Hudeybiye’de Rasülullah (s.a.v.) susuz bir kuyunun başına vararak dua buyurmuşlar o kuyudan bir mucize olarak su çıkmıştır. Ashab-ı Kiram hem kendi ihtiyaçlarını ve hem de bineklerinin ihtiyaçlarını gidermişler. Yine hiç su kalmadığı bir zaman peygamber efendimiz mübarek elini bir kap içindeki suya soktu, iki parmak arasından bir pınar çıktı, 1400 kişi ihtiyacını görmüştür.
12- CEBEL-İ RAHME VE MESCİD-İ SAHRAT
Cebel-i Rahme:
Âdem aleyhisselamın, yer yüzüne inişinin yüzüncü senesi, Kâbe’nin inşâsını tamamladıktan sonra Havvâ Vâlidemizle buluştukları mübârek mevkidir.
Peygamber efendimiz (s.a.v) arefe günü öğle ile ikindiyi Mescid-i Nemre’de kılmış, Cebel-i Rahme’nin eteğinde Mescid-i Sahrat’ın bulunduğu arsaya gelmiş, arafat vakfesini orada yapmıştır.
Mescid-i Sahrat; Cebel-i Rahme’ye çıkarken sağ tarafa düşen, yarım metre civârında bir duvar ile çevrili kıble tarafına uzunluğu 13m, genişliği 8m civarında olan yerdir.
Peygamberimiz (s.a.v) vedâ hutbesini burada îrâd buyurmuşlardır.
13- MÜZDELİFE
Müzdelife: Arafât ile Mina arasında, Harem sınırları içersinde, müzdelife vakfesinin yapıldığı mukaddes yerdir..

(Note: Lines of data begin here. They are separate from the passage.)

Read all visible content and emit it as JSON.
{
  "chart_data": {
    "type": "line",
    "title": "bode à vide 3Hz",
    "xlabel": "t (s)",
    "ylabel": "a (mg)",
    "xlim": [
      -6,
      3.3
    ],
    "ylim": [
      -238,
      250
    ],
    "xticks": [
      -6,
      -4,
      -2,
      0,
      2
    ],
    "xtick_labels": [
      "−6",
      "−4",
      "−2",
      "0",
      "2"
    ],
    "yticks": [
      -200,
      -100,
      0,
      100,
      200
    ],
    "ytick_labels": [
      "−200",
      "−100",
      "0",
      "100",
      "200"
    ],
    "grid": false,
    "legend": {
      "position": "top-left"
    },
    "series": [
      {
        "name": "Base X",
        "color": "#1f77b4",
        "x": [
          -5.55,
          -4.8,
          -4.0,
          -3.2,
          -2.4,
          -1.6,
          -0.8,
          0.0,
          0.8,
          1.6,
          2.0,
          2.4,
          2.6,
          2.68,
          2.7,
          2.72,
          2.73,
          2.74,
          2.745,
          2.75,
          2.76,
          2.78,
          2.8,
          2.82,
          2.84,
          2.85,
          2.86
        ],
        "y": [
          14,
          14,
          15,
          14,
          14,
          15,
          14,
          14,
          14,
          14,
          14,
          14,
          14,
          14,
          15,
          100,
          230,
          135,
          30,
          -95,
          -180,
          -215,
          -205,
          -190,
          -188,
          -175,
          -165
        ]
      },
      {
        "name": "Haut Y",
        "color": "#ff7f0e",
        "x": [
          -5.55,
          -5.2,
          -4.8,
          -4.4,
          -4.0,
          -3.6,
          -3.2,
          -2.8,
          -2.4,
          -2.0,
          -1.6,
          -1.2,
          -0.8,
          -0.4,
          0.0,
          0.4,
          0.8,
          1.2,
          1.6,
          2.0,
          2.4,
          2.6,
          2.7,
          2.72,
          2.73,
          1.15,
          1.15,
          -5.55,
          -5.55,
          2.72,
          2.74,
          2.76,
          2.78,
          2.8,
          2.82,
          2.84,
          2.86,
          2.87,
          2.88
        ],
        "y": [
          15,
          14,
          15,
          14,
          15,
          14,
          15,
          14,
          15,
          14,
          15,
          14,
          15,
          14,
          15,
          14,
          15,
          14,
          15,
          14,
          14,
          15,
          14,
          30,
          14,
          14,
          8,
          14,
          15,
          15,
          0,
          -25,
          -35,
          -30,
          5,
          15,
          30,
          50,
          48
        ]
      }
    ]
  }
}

Müzdelife: İzdilaftan yakınlık ve toplanmak manasına gelir.
Müzdelife, Hz.Adem ile Havva Vâlidemizin Arafât’tan sonra zifaf oldukları (buluştukları) yerdir. “Meşari Haram” da denir.
Müzdelife’de Güzah dağının yanında Mescid-i Meşar-i Haram (Mescid-i Adem) isminde bir mübarek Mescid vardır.
Ayrıca Müzdelife, Peygamber Efendimiz’e üzerinde kul hakkı olanların da bağışlanacağına dâir müjdenin verildiği, şeytanların ise perişan olduğu yerdir.
14- MİNA
Mina: Men ve İhsan manasına Cenab-ı Hakkın rahmet ve bereketinin bol olduğu yerdir.
Mina, Mekke-i Mükerreme’ nin doğusunda, Sabır dağı ile Mürselat dağı arasındadır. Beytullah’a 6 km uzaklıktadır.
Minâ, Harem hudutları içerisinde olup, Hazreti İbrahim’in şeytanı taşladığı, oğlu İsmail (a.s)’a bedel olarak koç kestiği, Mescid-i Hayf’ın bulunduğu, Ensar ile birinci ve ikinci Akabe biatlarının yapıldığı, veda haccı esnasında Nasr sûresinin nâzil olduğu, teşrik günlerinde rasülullah efendimizin gecelediği ve Mürselat sûresinin nâzil olduğu mübârek bir mekândır.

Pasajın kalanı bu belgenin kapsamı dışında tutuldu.